Zanim zdążyłam mu powiedzieć, że nie mogę teraz rozmawiać, mój telefon zaczął dzwonić.

Przeprosiłam i poszłam na bok.

"Hej piękna!!!... Jak się masz?"

"Hej! Mam się dobrze. A ty??"

"Niezbyt dobrze... Jesteś daleko ode mnie..."

"Mohit, przestań proszę..."

"Więc przyjedź szybko... Wiesz, że nikomu nie ufam z moimi projektami... Chcę tylko najlepszej i ty jesteś najlepsza..."

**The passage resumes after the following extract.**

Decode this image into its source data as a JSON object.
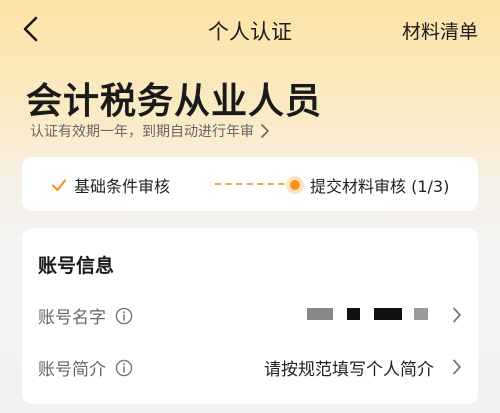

"Nie martw się... Kiedy twoja kolekcja będzie gotowa?"

"Za trzy tygodnie..."

"Świetnie, wrócę do tego czasu."

"Super... I wybrałem już modele..."

"Świetnie!!!... Kogo wybrałeś??"

"Kabir, Milind, Wasim..."

"Ummm bardzo przystojni modele. Hanh.."

"Tak..... A z dziewczyn. Niharika, Monisha i...."

"I...?"

"Ty... Mogłabyś być idealnym modelem..."

"Straciłeś rozum..."

"Oh, proszę... Jestem projektantem mody, znam wszystkie typy ciał... Masz idealne ciało modelki... Seksowne..."

"Sprawdź sobie oczy.. i przestań flirtować, ok??"

"O...k.. ale zaufaj mi... możesz mówić, co chcesz... Ale wiem, że ukrywasz bardzo gorące i seksowne ciało pod tymi za dużymi ubraniami."

"Nie chcę o tym rozmawiać... Po prostu zostaw temat i znajdź inną dziewczynę do modelingu, bo ja lepiej się czuję za kamerą."

"Jesteś w tym najlepsza... Pa, trzymaj się."

"Pa.... ty też," powiedziałam i zakończyłam rozmowę.

Pokręciłam głową i wróciłam do wszystkich. Po zakupach dla mężczyzn poszliśmy wszyscy na kolację.